Right or wrong, FCA’s name grows more tarnished with each passing day as inaction and lack of information leaves the public, FCA dealers and especially FCA diesel owners without any information beyond the EPA’s initial complaint.
Repeated requests by WardsAuto editors to the EPA for updates on the status of the investigation and clarification of some of the issues involved have been met with stone silence, a marked contrast to the agency’s regular and candid updates on the status of its investigation of VW’s case.
WardsAuto did receive one confusing response to a Jan. 9 inquiry asking about certification status of FCA’s 3.0L diesel:
“EPA doesn’t confirm the status of pre-production vehicles until manufacturers introduce them into commerce to respect any potential confidential business information.”
Clearly, the engine in question is not “pre-production,” having been on sale for several years, earning Wards 10 Best Engines awards three years in a row.
Three days later, the EPA conducted a press conference where it announced its FCA probe and responded to media questions.
Since then, crickets.
Repeated email and telephone messages left for the EPA during the past two months and most recently this week, all requesting additional information and clarification on the FCA diesel investigation, have not been returned.
FCA’s silence, on the other hand, is understandable. Beyond Marchionne’s hastily arranged press conference within an hour of the EPA’s public announcement of its complaint, FCA has chosen to stand mute, lest it provoke an already dangerous and now apparently cornered federal regulator.
It’s debatable whether Trump’s imminent inauguration led EPA officials to rush FCA’s case into the spotlight for fear the new administration would let the investigation languish. Marchionne has suggested as much, but Nick Conger, who served as an advisor to EPA Administrator Gina McCarthy until Trump’s inauguration, says the timing of the EPA announcement was “coincidental.”
In an interview with WardsAuto, Conger says the EPA’s case is “very strong” and could have gone forward at any point during months-long discussions with the automaker as the regulator sought plausible explanations for the emissions violations.
Conger also cautions lack of information from the EPA shouldn’t be construed as inactivity.
“It’s not atypical for the agency to not talk about a case at this point in the investigation,” says Conger, who now serves as a press secretary for the Natural Resources Defense Council.
Admittedly, the problems of one automaker and its 84,000 employees in North America hardly matter in the big picture of immigration, building walls and repealing and rewriting health-care coverage for millions of Americans.
But make no mistake: At this stage, responsibility for failure to quickly resolve this situation – let alone communicate it – lies squarely at the feet of the “pro-business” Trump Admin., which took office eight days after the FCA action was announced.

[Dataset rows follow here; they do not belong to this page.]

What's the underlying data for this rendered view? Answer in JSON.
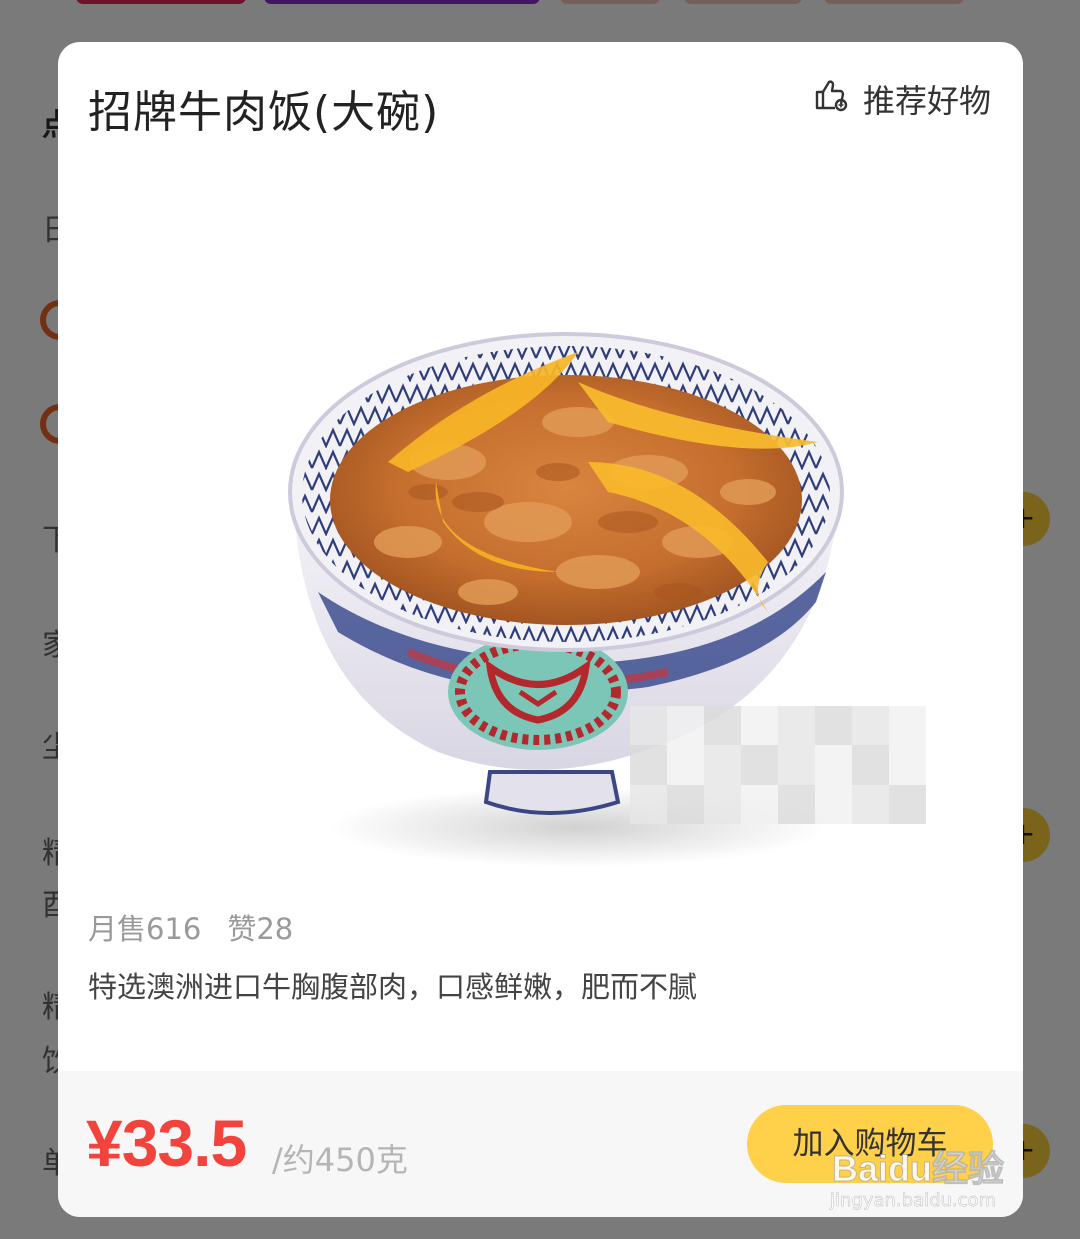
{
  "background": {
    "sidebar_glyphs": [
      "点",
      "日",
      "下",
      "家",
      "尘",
      "精",
      "酉",
      "精",
      "饮",
      "单"
    ]
  },
  "modal": {
    "title": "招牌牛肉饭(大碗)",
    "recommend_label": "推荐好物",
    "monthly_sales": "月售616",
    "likes": "赞28",
    "description": "特选澳洲进口牛胸腹部肉，口感鲜嫩，肥而不腻",
    "price": "¥33.5",
    "unit": "/约450克",
    "add_to_cart_label": "加入购物车"
  },
  "watermark": {
    "logo": "Baidu经验",
    "url": "jingyan.baidu.com"
  },
  "colors": {
    "price": "#f2433d",
    "cart_button": "#ffd04a",
    "overlay": "rgba(0,0,0,0.52)"
  }
}
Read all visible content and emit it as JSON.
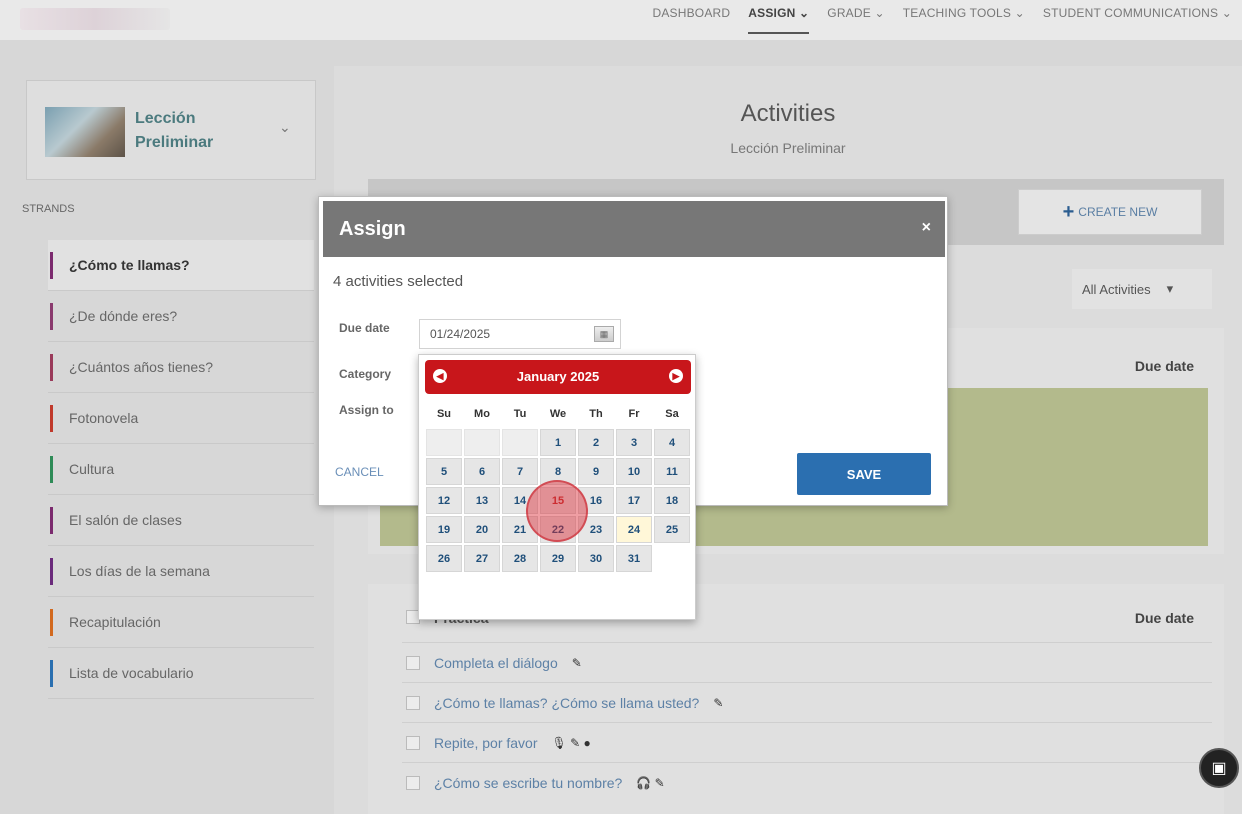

If nothing else, the president and his advisors have made it clear the health of America’s businesses carries more weight than the health of the nation’s environment. The FCA case provides a perfect test to see which priority prevails.
If FCA must lay off workers who build its diesel vehicles, or suffer millions in losses on vehicles it can’t sell, the government’s failure to resolve this issue – regardless of reasoning – is evidence of the failure of a president and his administration to handle the most basic blocking and tackling necessary to support a business that several years ago lawmakers across the political spectrum supported with a federal bailout.
Justice delayed is justice denied.
FCA remains as crucial to the American economy today asdid in 2009, and the company, its dealers and its customers deserve answers and a resolution that removes this cloud from the EcoDiesel once and for all.